Malgré l'évolution des techniques, l'homme de cette région demeure fidèle à ses traditions. Les jeux et les fêtes de ses « ducasses» (tirs à l'arc ou au javelot, combat de coqs, etc.) perpétuent le souvenir des kermesses chères à Rubens.

Depuis s'y ajoutent le goût pour la musique, les concours de pigeons, et, plus récemment, la télévision.

Les œuvres sociales, très nombreuses, placent cette région en tête pour les réalisations de cet ordre.

 

Conclusion

 

L'économie du Pays Noir, jadis presque exclusivement agricole, à été complètement transformée avec la découverte du charbon. C'est elle qui, directement ou indirectement, lui a donné sa physionomie actuelle.
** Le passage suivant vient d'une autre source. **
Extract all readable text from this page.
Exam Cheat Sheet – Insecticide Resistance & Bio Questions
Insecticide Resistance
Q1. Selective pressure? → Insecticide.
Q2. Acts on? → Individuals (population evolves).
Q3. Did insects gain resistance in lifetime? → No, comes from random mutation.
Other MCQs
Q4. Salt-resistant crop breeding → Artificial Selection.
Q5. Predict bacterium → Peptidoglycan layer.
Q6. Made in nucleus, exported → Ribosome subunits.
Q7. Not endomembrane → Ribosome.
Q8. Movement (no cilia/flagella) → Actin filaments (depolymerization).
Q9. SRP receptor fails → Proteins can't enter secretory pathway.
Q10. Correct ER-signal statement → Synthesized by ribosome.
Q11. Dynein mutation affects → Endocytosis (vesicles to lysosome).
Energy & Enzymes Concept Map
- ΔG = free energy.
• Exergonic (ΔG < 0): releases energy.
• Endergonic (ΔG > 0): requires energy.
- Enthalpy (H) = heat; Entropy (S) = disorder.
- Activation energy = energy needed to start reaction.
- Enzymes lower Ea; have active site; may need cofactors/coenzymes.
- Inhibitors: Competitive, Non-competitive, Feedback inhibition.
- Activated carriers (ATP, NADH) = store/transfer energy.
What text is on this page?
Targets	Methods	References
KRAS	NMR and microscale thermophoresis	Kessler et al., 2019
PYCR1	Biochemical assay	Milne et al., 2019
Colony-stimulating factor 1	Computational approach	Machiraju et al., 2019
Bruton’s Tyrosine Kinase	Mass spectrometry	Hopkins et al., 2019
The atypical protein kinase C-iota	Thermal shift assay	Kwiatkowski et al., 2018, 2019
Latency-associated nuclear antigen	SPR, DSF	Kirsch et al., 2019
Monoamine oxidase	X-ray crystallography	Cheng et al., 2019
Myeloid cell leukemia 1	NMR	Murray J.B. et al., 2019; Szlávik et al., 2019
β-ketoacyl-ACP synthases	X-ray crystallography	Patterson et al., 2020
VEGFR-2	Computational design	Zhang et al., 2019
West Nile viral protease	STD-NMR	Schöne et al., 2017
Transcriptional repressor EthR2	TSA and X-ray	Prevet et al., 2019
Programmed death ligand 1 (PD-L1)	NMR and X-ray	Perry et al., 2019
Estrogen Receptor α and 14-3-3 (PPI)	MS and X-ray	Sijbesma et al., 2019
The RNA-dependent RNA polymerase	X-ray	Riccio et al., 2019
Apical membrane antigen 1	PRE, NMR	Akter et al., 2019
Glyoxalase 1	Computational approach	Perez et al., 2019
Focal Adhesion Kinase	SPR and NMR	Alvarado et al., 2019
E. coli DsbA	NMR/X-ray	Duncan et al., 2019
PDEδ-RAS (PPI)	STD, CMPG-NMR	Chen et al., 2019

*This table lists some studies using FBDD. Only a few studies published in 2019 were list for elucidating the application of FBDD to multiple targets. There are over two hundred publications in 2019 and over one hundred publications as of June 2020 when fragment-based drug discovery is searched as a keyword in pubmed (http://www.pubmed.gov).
Elle a abouti à une concentration et une richesse industrielle extraordinaires. Sur une surface de 82 500 ha — un peu plus d'un millième de la superficie de la France — il est produit le 1/9 de l'électricité totale de la France, le 1/3 de son gaz, le 1/4 de son acier, la moitié de son charbon, la moitié de son ammoniaque, la totalité de son méthanol et de son polyéthylène, sans parler du coke, des résines synthétiques, des verres à vitres et des glaces, des textiles, de la bière, du sucre, etc.

Ce développement unique a été obtenu grâce aux richesses naturelles sans doute, mais aussi grâce au travail d'une population énergique et laborieuse, et à un esprit d'initiative et d'adaptation aux techniques modernes. A ce dernier titre, l'effort de modernisation accompli par les Houillères peut être donné en exemple. Malgré les difficultés d'exploitation d'un gisement ancien et tourmenté, en neuf ans, la productivité s'est élevée sensiblement au-dessus de celle des autres charbonnages étrangers voisins.

L'épuisement du gisement, qui se produira dans un avenir encore éloigné, mais qui est inéluctable, pose de graves problèmes. Dès maintenant ils sont à l'étude. La conversion industrielle qui s'annonce déjà çà et là permet d'en envisager la solution avec un optimisme justifié.